TANIK İDDİASINI YANITLADI
Müftüoğlu, kendisi ve 62 tutsak gazetecinin gerçekleri yazdığı, kadınların istismar edilen çocukların haberlerini yaptığı için yargılandığını söyledi. İddianamenin “mesleği karartmak” amacıyla hazırlandığını ifade eden Müftüoğlu, iddianamede yer alan açık tanık beyanlarına değindi. Müftüoğlu, açık tanığın “örgütte eğitim gördüğüne” dair iddiasına işaret ederek söz konusu iddianın emniyette kurgulandığını söyledi. “Kopyala-yapıştır ifadelerin” iddianamede yer aldığını kaydeden Müftüoğlu, tanığın kendisi hakkında “2012’de yurtdışındaydı” iddiasını yalanladı. Müftüoğlu, söz konusu tarihte trafik kazasında yaralandığını ve evden hiç çıkmadığını söyledi.
‘ÖRGÜTSEL’ DEDİKLERİ HABER HİYERARŞİSİDİR
Yaptığı haberlerin çalıştığı haber ajansında yer aldığını belirten Müftüoğlu, “Bugün Filistin ve İsrail savaşı nasıl takip ediliyorsa o dönemde o referandumu takip etmek için gittim. Burada herhangi bir örgütsel faaliyet abes kaçar. Yurtdışı çıkış kaydım var diye böyle tarif edilmesi kabul edilir değil. Yine dosyada bir gizli tanık var. O da benim mesleki faaliyetlerimi örgütsel faaliyet olarak tanımlıyor. Gazeteciliğe ilişkin bir bilgisi yok ki yaptığım tüm işleri örgütsel faaliyet olarak göstermiş. Gazetecilik aslında mesleki hiyerarşinin olduğu bir meslektir. Bunun örgütsel bağla düşünülmemesi gerekir. Bir kişi gazetecilik bölümü ya da hangi bölümden gelirse gelsin stajyer olarak çalışmaya başlar. Sonra muhabir olur. Onların üzerinde haber şefleri vardır, stajyer ve muhabirlerden gelen haberleri düzenler. Onların üzerinde de editörler vardır. Bu açıdan ortada örgütsel değil, hiyerarşi meselesi, haber yapma hali vardır” ifadelerini kullandı.
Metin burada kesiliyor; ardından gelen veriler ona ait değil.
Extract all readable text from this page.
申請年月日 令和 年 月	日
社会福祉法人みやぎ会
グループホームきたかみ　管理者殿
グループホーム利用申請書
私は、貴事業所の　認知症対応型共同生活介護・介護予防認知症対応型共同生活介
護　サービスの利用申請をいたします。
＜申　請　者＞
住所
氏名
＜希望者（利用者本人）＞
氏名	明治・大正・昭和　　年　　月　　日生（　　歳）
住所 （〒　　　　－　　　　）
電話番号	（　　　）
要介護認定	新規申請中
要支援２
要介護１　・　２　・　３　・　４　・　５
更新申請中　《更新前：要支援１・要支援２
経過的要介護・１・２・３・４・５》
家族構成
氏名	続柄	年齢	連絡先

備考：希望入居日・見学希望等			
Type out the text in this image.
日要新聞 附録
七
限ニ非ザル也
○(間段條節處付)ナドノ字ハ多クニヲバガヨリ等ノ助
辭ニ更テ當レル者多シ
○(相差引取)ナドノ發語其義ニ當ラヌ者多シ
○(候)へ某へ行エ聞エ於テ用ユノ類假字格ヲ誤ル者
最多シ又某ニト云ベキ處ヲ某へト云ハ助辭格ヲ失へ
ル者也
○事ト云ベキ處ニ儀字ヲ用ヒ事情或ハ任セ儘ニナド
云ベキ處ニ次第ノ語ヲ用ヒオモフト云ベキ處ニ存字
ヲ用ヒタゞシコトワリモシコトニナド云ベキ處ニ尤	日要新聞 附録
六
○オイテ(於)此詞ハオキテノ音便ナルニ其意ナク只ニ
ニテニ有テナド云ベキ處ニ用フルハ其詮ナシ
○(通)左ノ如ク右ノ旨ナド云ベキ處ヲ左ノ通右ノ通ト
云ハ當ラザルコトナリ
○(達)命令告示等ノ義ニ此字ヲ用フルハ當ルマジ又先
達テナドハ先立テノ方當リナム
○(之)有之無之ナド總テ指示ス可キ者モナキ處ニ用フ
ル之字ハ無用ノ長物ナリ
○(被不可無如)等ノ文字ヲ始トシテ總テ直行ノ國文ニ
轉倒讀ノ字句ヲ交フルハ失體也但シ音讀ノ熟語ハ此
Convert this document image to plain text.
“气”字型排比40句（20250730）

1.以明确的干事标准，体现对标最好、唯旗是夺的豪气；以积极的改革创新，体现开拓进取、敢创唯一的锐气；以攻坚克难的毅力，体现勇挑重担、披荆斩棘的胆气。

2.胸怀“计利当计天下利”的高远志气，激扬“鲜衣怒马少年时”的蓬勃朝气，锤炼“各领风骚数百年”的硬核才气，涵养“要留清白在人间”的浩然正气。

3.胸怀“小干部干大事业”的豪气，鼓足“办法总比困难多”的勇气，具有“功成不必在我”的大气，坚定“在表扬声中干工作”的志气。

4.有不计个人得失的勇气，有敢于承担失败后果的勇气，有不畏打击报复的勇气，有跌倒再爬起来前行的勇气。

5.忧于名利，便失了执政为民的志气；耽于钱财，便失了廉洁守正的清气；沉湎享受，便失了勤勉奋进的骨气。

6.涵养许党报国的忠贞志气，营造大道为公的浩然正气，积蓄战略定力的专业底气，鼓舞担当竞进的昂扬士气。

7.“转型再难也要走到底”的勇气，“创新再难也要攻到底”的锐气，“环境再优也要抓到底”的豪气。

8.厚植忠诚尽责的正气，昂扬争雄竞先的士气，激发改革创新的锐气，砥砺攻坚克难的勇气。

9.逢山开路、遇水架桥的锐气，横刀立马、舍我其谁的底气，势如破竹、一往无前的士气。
ROBOSKÎ KATLİAMINI ÖRNEK GÖSTERDİ
Müftüoğlu, şöyle devam etti: “Haber merkezinin bürolara, muhabirlere yaptığı öneriler talimatla çalışmak olarak belirtilmiş. Biraz daha gelişkin olan birinin daha deneyimsiz birine önerileri talimat olarak tanımlanmış. Habercilik anlık bir iştir. Talimat işi yapanlar bir gerçeği kapatan basındır. Ben bunu Roboskî Katliamı ile örneklendirmek istiyorum. Savaş uçakları bombardıman yaptı, 34 insan katledildi. O dönem DİHA bölgeye gitti, bunu dünyaya duyurdu. Talimat bekleyen ana akım bu haberi 13 saat sonra verdi. Yukarıdan telefon gelmeden biz bu haberi ‘yalanlamayız’ dediler ve habercilik yapmadılar. Hükümetin açıklamasını beklediler, talimat budur. Talimat bekleyerek gazetecilik yapamayız.”
Savcı, gazeteci Dicle Müftüoğlu’nun tutukluluğunun devamını istedi.
Duruşma, avukat savunmalarıyla devam etti. Mahkeme heyeti, savunmalar tamamlanmadan tutukluluğa devam kararı verdi.